Our immediate plans are to determine if the BRAF pathway is also active in pilomyxoid lesions, as well as in other types of low grade pediatric astrocytoma, including infiltrating grade II astrocytomas. We are also working to see if the drugs developed to block BRAF will stop the growth of pilocytic and pilomyxoid astrocytomas. To accomplish this, it is critical that we continue to make progress on our new models of piloid tumors. As we mentioned two years ago in our initial grant proposal, no proven mouse or cell culture models of pilocytic or pilomyxoid astrocytomas exist. Without such models, it will be very difficult to translate our new molecular discoveries into potential cures that can be tested in patients. We have been successful in keeping pilocytic astrocytomas resected at Johns Hopkins growing for up to a year in culture, and plan to use some of these cells to test prospective chemotherapeutic agents targeting BRAF. However, none of the tumor cell lines we have developed to date are as robust as we would like, and we need to continue to try to optimize conditions for the growth of such pilocytic tumor cells both in plastic culture dishes and in special mice that lack a fully functional immune system.

We are also planning a new longer-term goal based on our discovery: the development of a mouse model for these tumors. We are excited by the possibility that we can generate "transgenic" mice whose brains contain the BRAF change found in humans. Hopefully, these animals will develop pilocytic brain tumors, and can then be used to test new drugs. As we discuss below, this ongoing research will require more support.

Additional support

Your generous financial support has been instrumental in getting us to this point, and we hope you will continue to help fund our work as we move forward translating the molecular discoveries we have made into new potential cures. As we mentioned in our last update, it is not clear if the Childen’s Cancer Foundation grant we obtained for 2007-2008 will be renewed, and we will be unable to move ahead with our studies without new funding after that grant has lapsed. Your ongoing support will therefore be critical if more advances are to be achieved.

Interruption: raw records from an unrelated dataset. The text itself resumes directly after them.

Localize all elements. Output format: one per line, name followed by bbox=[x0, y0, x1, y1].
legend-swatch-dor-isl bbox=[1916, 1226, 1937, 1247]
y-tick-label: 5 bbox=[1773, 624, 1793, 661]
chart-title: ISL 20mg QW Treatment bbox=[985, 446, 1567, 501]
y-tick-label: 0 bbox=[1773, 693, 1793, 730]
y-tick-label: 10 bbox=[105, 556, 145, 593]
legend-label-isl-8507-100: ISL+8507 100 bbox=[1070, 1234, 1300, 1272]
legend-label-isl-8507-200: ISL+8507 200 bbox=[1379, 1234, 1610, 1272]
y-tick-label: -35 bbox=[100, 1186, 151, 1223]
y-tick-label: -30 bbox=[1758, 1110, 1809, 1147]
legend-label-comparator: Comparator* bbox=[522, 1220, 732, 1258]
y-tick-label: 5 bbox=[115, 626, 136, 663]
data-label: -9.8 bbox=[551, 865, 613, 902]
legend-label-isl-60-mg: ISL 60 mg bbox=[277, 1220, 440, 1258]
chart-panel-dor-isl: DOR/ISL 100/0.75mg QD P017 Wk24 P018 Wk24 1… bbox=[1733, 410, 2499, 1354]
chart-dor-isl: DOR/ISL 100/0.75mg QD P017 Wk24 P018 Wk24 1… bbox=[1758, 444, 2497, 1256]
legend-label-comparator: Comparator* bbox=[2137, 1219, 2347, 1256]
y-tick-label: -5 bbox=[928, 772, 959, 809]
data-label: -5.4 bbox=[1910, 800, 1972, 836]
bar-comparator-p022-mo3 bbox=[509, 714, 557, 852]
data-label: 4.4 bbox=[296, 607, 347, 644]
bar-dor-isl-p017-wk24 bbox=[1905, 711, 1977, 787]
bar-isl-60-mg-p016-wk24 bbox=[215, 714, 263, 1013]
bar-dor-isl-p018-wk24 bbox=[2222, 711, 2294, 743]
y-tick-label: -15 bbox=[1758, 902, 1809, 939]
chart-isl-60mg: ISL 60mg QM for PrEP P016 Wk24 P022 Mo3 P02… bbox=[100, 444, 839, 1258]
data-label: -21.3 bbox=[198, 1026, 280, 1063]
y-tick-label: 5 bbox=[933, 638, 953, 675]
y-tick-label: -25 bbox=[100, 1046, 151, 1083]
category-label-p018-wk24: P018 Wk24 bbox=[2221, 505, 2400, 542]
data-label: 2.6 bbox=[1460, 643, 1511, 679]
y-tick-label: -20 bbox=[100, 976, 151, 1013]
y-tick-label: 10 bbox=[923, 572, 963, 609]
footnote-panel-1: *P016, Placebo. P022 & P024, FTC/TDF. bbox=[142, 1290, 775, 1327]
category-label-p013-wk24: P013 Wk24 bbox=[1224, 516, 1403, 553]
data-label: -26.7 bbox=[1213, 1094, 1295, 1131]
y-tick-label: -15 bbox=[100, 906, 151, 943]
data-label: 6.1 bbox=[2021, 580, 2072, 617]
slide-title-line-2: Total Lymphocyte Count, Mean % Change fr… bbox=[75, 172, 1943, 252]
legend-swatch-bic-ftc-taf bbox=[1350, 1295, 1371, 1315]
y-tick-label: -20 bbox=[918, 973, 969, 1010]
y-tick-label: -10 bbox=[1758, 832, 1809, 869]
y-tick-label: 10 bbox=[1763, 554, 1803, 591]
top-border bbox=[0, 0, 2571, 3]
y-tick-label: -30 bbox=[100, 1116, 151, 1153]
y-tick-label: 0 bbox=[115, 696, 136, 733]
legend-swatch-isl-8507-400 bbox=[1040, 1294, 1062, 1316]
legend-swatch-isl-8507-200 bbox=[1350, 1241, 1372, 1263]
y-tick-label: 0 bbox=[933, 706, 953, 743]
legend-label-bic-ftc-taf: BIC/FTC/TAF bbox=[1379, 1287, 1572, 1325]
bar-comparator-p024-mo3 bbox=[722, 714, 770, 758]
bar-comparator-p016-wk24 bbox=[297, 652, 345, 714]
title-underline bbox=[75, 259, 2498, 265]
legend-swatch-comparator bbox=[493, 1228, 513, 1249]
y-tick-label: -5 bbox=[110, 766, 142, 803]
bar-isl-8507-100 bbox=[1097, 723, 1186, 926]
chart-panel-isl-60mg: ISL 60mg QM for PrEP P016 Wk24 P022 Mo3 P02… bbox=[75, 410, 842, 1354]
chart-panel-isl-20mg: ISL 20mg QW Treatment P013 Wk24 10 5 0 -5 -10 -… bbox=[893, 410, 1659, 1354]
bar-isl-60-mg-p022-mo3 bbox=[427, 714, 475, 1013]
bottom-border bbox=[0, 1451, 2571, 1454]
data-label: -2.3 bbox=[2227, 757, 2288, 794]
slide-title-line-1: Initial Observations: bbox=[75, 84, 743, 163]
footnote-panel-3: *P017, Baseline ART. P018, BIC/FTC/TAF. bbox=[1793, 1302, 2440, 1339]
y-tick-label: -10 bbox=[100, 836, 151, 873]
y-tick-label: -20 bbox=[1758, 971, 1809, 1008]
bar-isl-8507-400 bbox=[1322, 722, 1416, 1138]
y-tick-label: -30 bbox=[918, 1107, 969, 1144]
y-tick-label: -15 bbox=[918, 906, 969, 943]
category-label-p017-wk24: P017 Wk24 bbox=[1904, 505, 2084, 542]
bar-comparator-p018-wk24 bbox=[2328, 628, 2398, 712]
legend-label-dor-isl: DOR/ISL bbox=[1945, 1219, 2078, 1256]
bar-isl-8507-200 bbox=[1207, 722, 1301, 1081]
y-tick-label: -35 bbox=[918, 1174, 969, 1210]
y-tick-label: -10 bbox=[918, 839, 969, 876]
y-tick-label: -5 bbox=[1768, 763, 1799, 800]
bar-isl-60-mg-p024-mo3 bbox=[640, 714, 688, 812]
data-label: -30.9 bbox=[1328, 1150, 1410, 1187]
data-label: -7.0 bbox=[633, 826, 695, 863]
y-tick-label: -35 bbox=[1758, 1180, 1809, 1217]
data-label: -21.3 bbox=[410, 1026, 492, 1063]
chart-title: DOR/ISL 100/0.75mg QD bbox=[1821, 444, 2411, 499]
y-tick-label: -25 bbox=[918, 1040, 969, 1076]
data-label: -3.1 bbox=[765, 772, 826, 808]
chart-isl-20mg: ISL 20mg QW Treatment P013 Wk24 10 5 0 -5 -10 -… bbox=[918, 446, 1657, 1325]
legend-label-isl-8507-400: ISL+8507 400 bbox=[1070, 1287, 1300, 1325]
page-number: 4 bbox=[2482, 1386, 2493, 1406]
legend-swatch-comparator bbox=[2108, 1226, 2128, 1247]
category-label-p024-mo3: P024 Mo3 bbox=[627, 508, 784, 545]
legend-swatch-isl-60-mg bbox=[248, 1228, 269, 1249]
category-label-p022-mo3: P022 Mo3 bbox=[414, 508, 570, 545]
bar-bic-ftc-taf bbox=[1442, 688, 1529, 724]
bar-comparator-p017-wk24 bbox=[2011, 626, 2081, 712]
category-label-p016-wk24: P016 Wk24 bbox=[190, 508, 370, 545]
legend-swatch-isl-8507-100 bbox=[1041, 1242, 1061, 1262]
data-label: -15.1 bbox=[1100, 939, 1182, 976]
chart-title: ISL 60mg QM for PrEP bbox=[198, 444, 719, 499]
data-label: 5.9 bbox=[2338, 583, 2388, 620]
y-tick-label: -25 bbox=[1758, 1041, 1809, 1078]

Our main goals over the next two years are to:

  1. Continue to develop pilocytic and pilomyxoid cell culture models.
  2. Test the effects of BRAF inhibitors in these cells.
  3. Develop new "transgenic" mouse models for pilocytic astrocytoma based on activation of BRAF in the brain.
  4. Determine if BRAF activation is also present in pilomyxoid tumors.
  5. Support Dr. Cohen with the pilomyxoid registry, which is now operational and will hopefully lead to new insights on the best use of existing treatments for these tumors.
  6. Complete and publish Dr. Burger’s study of the microscopic features that differentiate pilomyxoid tumors from pilocytic ones.
  7. Complete and publish our study of Notch signaling in pilocytic astrocytomas.

Thank you once again for your investment and partnership! You have truly been instrumental in initiating a large number of projects and moving them forward.

Best Regards,

Charles Eberhart, M.D., Ph.D. and Peter Burger, M.D.